The team at Dunamu mentions how they are encouraged by MAS’s attitude
towards cryptocurrency regulation and the vision of the country’s
government to establish a strong crypto and blockchain sector. They also
believe Singapore could be a bridge between Korea and the global
cryptocurrency exchange market.
From a high level, the supply of crypto projects and trading volume in
Singapore is certainly strong, and the demand also appears abundant.
Following China’s ICO ban in late 2017, Singapore has become home to
many financial institutions that can serve as potential investors for
ICOs.
As recently featured on the China Money Network, Li Dongmei wrote that:
What is supporting such optimism is the quiet preparation of capital
on a massive scale getting ready to act the “All In Crypto” mantra. “In
recent months, there have been over a thousand foundations being
established in Singapore by Chinese nationals,” said Chen Xianhui, an
agent specialized in helping Chinese clients to register foundations in
Singapore.

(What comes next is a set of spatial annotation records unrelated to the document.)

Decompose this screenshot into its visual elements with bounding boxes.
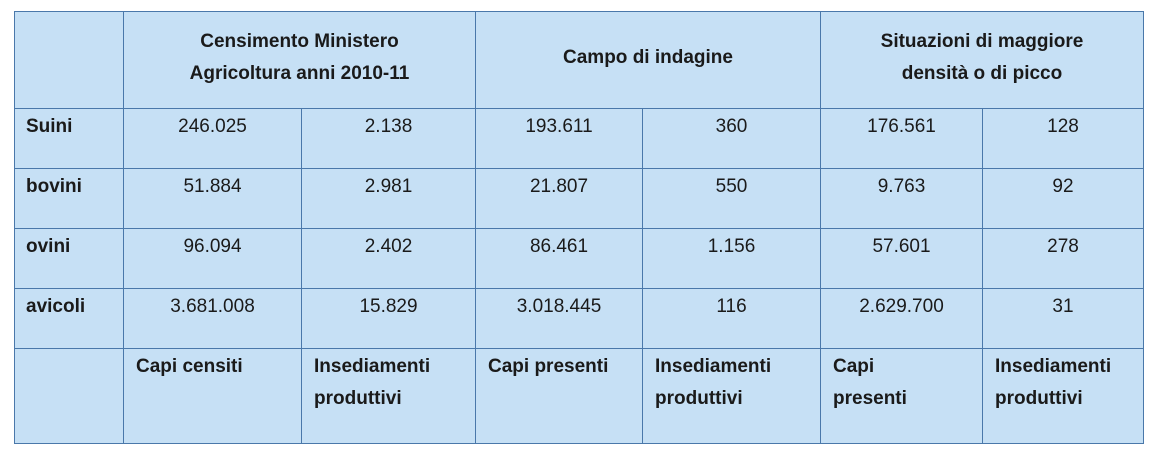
group-header-line: Censimento Ministero xyxy=(200,31,399,52)
table-cell: 246.025 xyxy=(123,108,302,169)
row-label: Suini xyxy=(14,108,124,169)
table-cell: 21.807 xyxy=(475,168,643,229)
row-label: bovini xyxy=(14,168,124,229)
group-header-line: densità o di picco xyxy=(901,63,1063,84)
table-cell: 2.138 xyxy=(301,108,476,169)
table-cell: 3.018.445 xyxy=(475,288,643,349)
table-row: avicoli 3.681.008 15.829 3.018.445 116 2… xyxy=(14,288,1144,349)
table-cell: 92 xyxy=(982,168,1144,229)
table-cell: 116 xyxy=(642,288,821,349)
column-footer-label: Capi presenti xyxy=(475,348,643,444)
column-footer-label: Insediamenti produttivi xyxy=(642,348,821,444)
footer-line: Capi presenti xyxy=(488,356,609,377)
table-cell: 57.601 xyxy=(820,228,983,289)
column-footer-label: Capi censiti xyxy=(123,348,302,444)
footer-line: Insediamenti xyxy=(314,356,431,377)
header-corner-cell xyxy=(14,11,124,109)
table-cell: 550 xyxy=(642,168,821,229)
group-header-peak: Situazioni di maggiore densità o di picc… xyxy=(820,11,1144,109)
column-footer-label: Insediamenti produttivi xyxy=(982,348,1144,444)
table-cell: 2.629.700 xyxy=(820,288,983,349)
table-cell: 51.884 xyxy=(123,168,302,229)
table-cell: 3.681.008 xyxy=(123,288,302,349)
table-row: ovini 96.094 2.402 86.461 1.156 57.601 2… xyxy=(14,228,1144,289)
table-row: Suini 246.025 2.138 193.611 360 176.561 … xyxy=(14,108,1144,169)
footer-line: produttivi xyxy=(655,388,743,409)
footer-line: Insediamenti xyxy=(995,356,1112,377)
column-footer-label: Insediamenti produttivi xyxy=(301,348,476,444)
footer-line: Insediamenti xyxy=(655,356,772,377)
table-cell: 96.094 xyxy=(123,228,302,289)
table-cell: 9.763 xyxy=(820,168,983,229)
table-cell: 360 xyxy=(642,108,821,169)
table-cell: 86.461 xyxy=(475,228,643,289)
footer-line: produttivi xyxy=(314,388,402,409)
group-header-survey: Campo di indagine xyxy=(475,11,821,109)
table-cell: 193.611 xyxy=(475,108,643,169)
footer-line: Capi xyxy=(833,356,875,377)
table-cell: 15.829 xyxy=(301,288,476,349)
footer-line: produttivi xyxy=(995,388,1083,409)
footer-corner-cell xyxy=(14,348,124,444)
table-cell: 1.156 xyxy=(642,228,821,289)
table-cell: 278 xyxy=(982,228,1144,289)
table-header-row: Censimento Ministero Agricoltura anni 20… xyxy=(14,11,1144,109)
footer-line: presenti xyxy=(833,388,907,409)
livestock-table-container: Censimento Ministero Agricoltura anni 20… xyxy=(14,11,1144,444)
table-cell: 176.561 xyxy=(820,108,983,169)
livestock-table: Censimento Ministero Agricoltura anni 20… xyxy=(14,11,1144,444)
footer-line: Capi censiti xyxy=(136,356,243,377)
table-cell: 128 xyxy=(982,108,1144,169)
table-footer-row: Capi censiti Insediamenti produttivi Cap… xyxy=(14,348,1144,444)
group-header-line: Campo di indagine xyxy=(563,47,733,68)
group-header-line: Situazioni di maggiore xyxy=(880,31,1084,52)
row-label: ovini xyxy=(14,228,124,289)
group-header-line: Agricoltura anni 2010-11 xyxy=(189,63,410,84)
column-footer-label: Capi presenti xyxy=(820,348,983,444)
table-row: bovini 51.884 2.981 21.807 550 9.763 92 xyxy=(14,168,1144,229)
table-cell: 31 xyxy=(982,288,1144,349)
table-cell: 2.981 xyxy=(301,168,476,229)
group-header-census: Censimento Ministero Agricoltura anni 20… xyxy=(123,11,476,109)
row-label: avicoli xyxy=(14,288,124,349)
table-cell: 2.402 xyxy=(301,228,476,289)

Most of these newly established foundations are used setting
up various token investments funds.
Singapore has become the first choice when crypto companies from both
the West and the East are initially scoping out their market strategies
in Asia, and companies want an overarching idea of what’s going on in
the cryptocurrency world in the region.
In fact, it’s often the case that Southeast Asian crypto companies and
leaders gather in Singapore before they go off and do crypto businesses
in their own countries. It’s the place for one wants to tap all of the
Asian crypto markets in one single physical location. The proof is in
the data: in 2017, Singapore ascended to the number three market for ICO
issuance based on the number of funds raised, trailing the United
States and Switzerland.
Crypto is thriving due to regulator openness
The Monetary Authority of Singapore (MAS) takes a very practical
approach to crypto. Currently, MAS divides digital tokens into utility
tokens, payments tokens, and securities. In Asia, only Singapore and
Thailand currently have such detailed classifications.
While speaking at Consensus Singapore this week, Damien Pang,
Singapore’s Technology Infrastructure Office under the FinTech &
Innovation Group (FTIG), said that “[MAS does] not regulate technology
itself but purpose,” when in conversation discussing ICOs in Singapore.
“The MAS takes a close look at the characteristics of the tokens, in the
past, at the present, and in the future, instead of just the technology
built on”.
Additionally, Pang mentioned that MAS does not intend to regulate
utility tokens. Nevertheless, they are looking to regulate payment
tokens that have a store of value and payment properties by passing a
service bill by the end of the year. They are also paying attention to
any utility or payment tokens with security features (i.e. a promise of
future earnings, which will be regulated as such).
On the technology front, since 2017, Singapore authorities have been
looking to use distributed ledger technology to boost the efficiency of
settling cross-bank financial transactions. They believe that blockchain
technology offers the potential to make trade finance safer and more
efficient.
When compared to other Asia crypto hubs like Hong Kong, Seoul, or
Shanghai, Singapore can expose one to the Southeast Asia market
significantly more. I believe market activity will likely continue to
thrive in the region as the country continues to act as the springboard
for cryptocurrency companies and investors, and until countries like
Korea and Japan establish a clear regulatory stance.